Avangard aynı zamanda radikal sosyal reformları da teşvik eder. Bu anlam Saint Simon'lu Olinde Rodrigues tarafından "L'artiste, le savant et l'industriel" ("Sanatçı, bilim adamı ve sanayici", 1825) adlı makalesinde çağrıştırılmıştır. Bu makale "avangard" kelimesinin artık alışılagelmiş anlamıyla ilk kullanımını içermektedir; Rodrigues burada sanatçıları "[halkın] avangardı olarak hizmet etmeye" çağırmış ve "sanatın gücünün gerçekten de sosyal, siyasi ve ekonomik reform için en acil ve en hızlı yol" olduğunda ısrar etmiştir.
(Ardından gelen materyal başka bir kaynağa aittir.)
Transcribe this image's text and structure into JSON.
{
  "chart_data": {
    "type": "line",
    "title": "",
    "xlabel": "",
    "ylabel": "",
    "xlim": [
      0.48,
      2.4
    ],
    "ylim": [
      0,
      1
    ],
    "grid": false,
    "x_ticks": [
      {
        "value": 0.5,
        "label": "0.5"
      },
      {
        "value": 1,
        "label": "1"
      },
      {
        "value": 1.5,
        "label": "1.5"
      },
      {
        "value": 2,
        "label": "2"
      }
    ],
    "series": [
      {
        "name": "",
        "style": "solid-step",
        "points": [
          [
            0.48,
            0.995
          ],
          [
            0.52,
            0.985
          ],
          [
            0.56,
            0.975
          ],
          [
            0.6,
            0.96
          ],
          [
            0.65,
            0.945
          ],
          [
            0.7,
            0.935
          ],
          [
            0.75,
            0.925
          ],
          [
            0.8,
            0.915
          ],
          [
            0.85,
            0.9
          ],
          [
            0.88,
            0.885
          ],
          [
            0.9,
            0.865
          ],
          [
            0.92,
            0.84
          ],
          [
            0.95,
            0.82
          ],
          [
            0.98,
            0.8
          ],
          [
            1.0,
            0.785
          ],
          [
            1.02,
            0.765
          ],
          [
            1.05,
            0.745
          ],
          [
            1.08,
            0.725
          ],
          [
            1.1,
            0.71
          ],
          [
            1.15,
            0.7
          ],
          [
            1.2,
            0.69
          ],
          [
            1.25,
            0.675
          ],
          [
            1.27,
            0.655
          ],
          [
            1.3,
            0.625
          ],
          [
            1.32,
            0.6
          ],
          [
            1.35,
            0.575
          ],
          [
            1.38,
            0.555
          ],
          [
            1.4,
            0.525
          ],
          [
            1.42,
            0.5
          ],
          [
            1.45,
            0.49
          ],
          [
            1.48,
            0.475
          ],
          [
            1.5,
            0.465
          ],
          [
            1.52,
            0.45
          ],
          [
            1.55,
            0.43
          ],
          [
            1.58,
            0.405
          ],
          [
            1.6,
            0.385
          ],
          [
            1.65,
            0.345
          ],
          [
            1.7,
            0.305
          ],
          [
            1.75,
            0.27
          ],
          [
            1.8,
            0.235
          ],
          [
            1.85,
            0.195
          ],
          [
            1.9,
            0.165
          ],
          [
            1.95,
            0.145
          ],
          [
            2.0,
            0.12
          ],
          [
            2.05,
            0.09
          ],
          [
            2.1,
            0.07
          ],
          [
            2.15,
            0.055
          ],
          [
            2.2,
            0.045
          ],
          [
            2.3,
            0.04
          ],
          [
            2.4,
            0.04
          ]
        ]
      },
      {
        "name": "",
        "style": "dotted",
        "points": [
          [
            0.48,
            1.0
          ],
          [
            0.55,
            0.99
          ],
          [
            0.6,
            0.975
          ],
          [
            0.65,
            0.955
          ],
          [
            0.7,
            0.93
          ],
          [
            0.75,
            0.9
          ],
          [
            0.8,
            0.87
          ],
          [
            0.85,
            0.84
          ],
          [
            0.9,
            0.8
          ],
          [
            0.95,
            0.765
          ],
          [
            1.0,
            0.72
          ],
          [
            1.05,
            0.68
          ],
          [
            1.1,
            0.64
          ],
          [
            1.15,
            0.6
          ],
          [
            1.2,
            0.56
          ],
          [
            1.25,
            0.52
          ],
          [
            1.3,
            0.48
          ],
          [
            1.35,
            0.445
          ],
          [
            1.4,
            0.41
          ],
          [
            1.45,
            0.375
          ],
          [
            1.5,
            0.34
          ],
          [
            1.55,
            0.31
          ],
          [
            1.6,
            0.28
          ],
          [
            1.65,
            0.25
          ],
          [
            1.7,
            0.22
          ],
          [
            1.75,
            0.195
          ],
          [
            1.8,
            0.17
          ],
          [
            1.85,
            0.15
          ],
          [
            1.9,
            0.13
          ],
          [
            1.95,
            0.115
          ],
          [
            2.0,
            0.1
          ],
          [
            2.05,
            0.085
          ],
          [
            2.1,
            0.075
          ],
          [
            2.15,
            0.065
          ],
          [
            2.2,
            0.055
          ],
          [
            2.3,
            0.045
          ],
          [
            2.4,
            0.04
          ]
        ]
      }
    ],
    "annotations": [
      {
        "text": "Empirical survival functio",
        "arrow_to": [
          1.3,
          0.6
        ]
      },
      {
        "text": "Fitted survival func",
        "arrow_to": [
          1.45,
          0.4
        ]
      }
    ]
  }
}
Sanat ve siyaset alanında kullanılan avangard terimi, Rönesans'ın askeri teorisinden devşirilmiş bir metafordur: Battaglia, retrogard, avangard, hareket halindeki bir ordunun üç bölümünü temsil eder. Bu terimi sanat alanında kullanan ilk kişi Saint-Simon'dur. Bundan sonra devrimci siyasi hareketlerin, özellikle komünist hareketlerin jargonuna girer.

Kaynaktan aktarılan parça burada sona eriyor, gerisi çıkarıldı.